Franck Rinchet-Girollet, président de l’association Avenir Santé Environnement, dans un champ, à Saint-Rogatien (Charente-Maritime), le 8 octobre 2024.  MARLÈNE AWAAD POUR « LE MONDE »

La Ligue contre le cancer finance depuis 2018 une étude pilotée par l’Institut national de la santé et de la recherche médicale (Inserm) et le registre des cancers de Poitou-Charentes sur les cancers à Saint-Rogatien et à Périgny. Selon nos informations, le nombre de cas est passé de six sur la première période étudiée (2008-2015) à dix entre 2008 et 2020 (dernière année pour laquelle les données sont disponibles). Chaque publication confirme un « excès de risque » de cancers pédiatriques à Saint-Rogatien. « Tous les ans on arrive à la même conclusion : le nombre de cas de cancers d’enfants à Saint-Rogatien est plus de quatre fois supérieur à la moyenne attendue. C’est énorme », réagit Jean-Marie Piot, président de la Ligue contre le cancer en Charente-Maritime.

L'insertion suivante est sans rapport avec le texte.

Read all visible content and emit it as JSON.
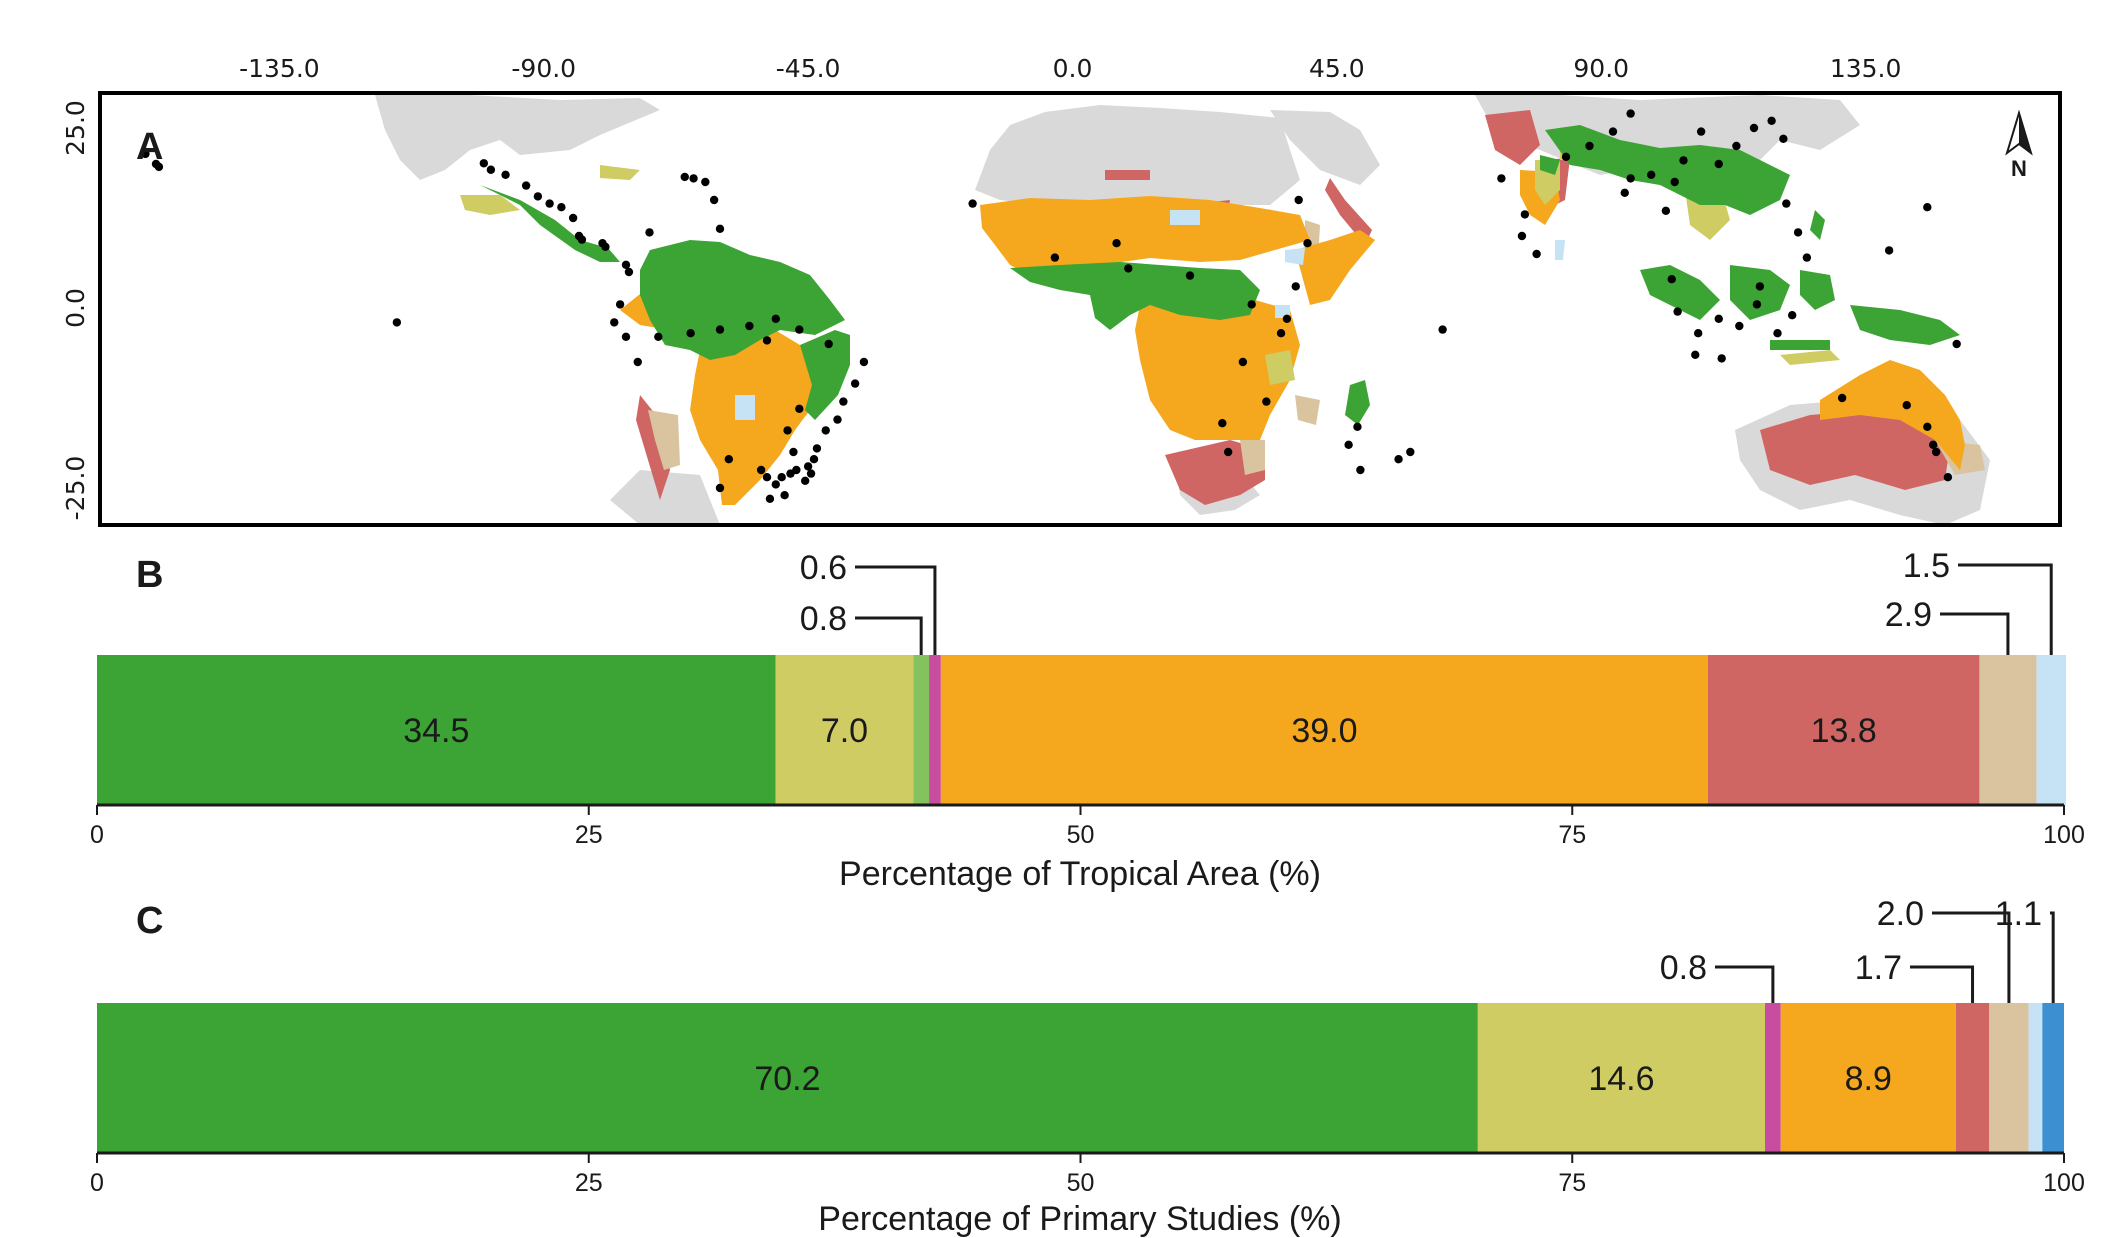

« On empoisonne nos enfants et rien ne change »

Selon nos informations, au moins cinq autres cas ont été identifiés depuis la dernière actualisation de l’étude : deux à Périgny, deux en 2024 à Bourgneuf et un autre dans la commune de La Jarrie. A La Jarrie, un adolescent est mort en début d’année. Périgny a enterré en juin un garçon de 4 ans quelques mois après la déclaration de sa maladie. La commune avait déjà pleuré la disparition d’Antoine, mort à 13 ans en mars 2022.

Antoine a été emporté en moins d’un an par un gliome du tronc cérébral, une tumeur du système nerveux central. « Que moi j’aie un cancer à 50 ans à cause de la cigarette, d’accord, mais qu’un enfant ait un cancer à 13 ans, ce n’est pas normal, c’est insupportable, témoigne pour la première fois sa mère, Joëlle, qui souhaite conserver l’anonymat. Je suis en colère car on sait mais on ne fait rien. On empoisonne nos enfants et rien ne change. L’agriculture doit servir à nourrir la population et non à tuer ses enfants. »

Joëlle a perdu son fils Antoine, mort d’un cancer en 2022 à l’âge de 13 ans. À la Rochelle, le 8 octobre 2024.  MARLÈNE AWAAD POUR « LE MONDE »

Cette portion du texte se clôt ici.